The only plausible use for the facade? Stick it in the new sculpture garden, and make it a climbing wall.
OK, a climbing wall in the garden is a brilliant idea. Love it, beta. I could get behind that.
I know some very good artists - Type A - who made some custom climbing wall grips. If MOMA used those, hell, I'd contribute a hundred bucks to getting the project made! I still wouldn't visit the Museum therefore ever see the climbing wall, but I'd happily contribute to some art that isn't hanging on a Clean White Wall.
No, Quondam, I can't articulate it sufficiently, not sufficiently for you, certainly. Call it using black humor to deal with grief. A climbing wall will never happen. But my fear is that using the panels in some other way will just be employing the maudlin pseudo-respect commonly seen in memorial design these days.
There is a church facade that was saved around NYU for some odd reason, whereas the building itself was demolished to build a bland apartment condo tower behind. It is the ultimate insult: a taxidermy animal head displayed on the wall.
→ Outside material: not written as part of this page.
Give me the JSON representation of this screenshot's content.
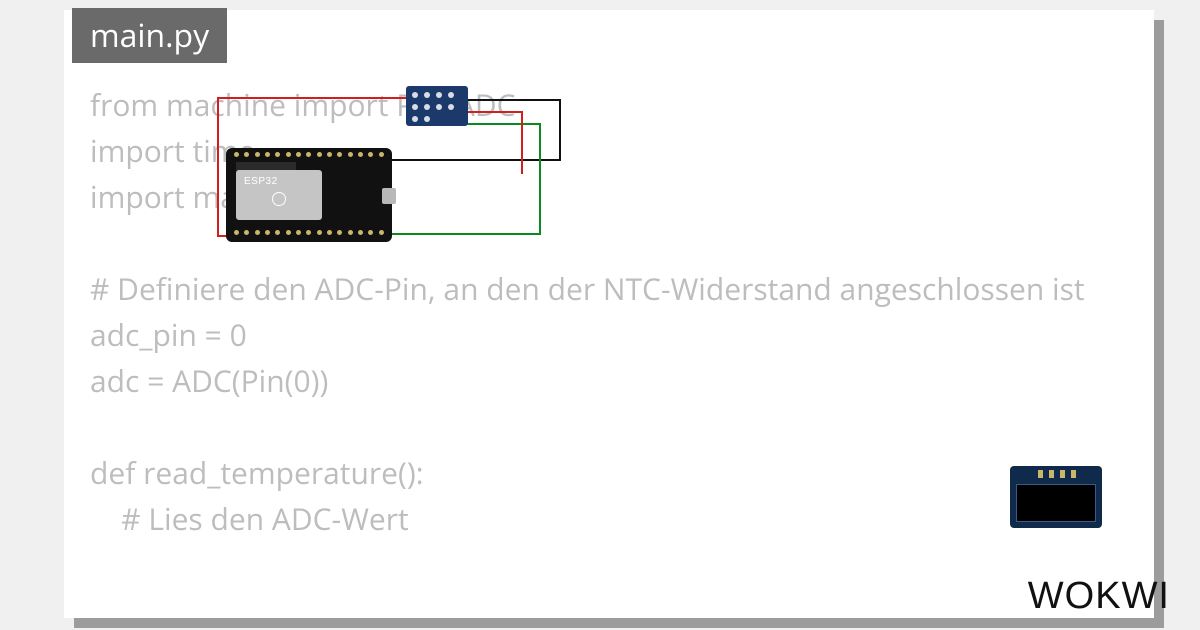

I can see why Diller wasn't interested in saving the facade--its a complete disrespect to the building and architects.
Climbing wall aside (that would be the ultimate disrespect to the FAM), it seems like it would fit into the context of downtown brooklyn better, if there is a way to disassemble and remake the building. Then the FAM could move there... or better yet, I could make it into my house (ha).
2BR02B
Actually it is fitting in a way- The old and, peaceful, knowledgeable being replaced by the young, aggressive, and void.
Perhaps this new design could be improved yet. - A building with a single volume, and everyone wears google glass. the password to the WIFI is 'avant-garde'.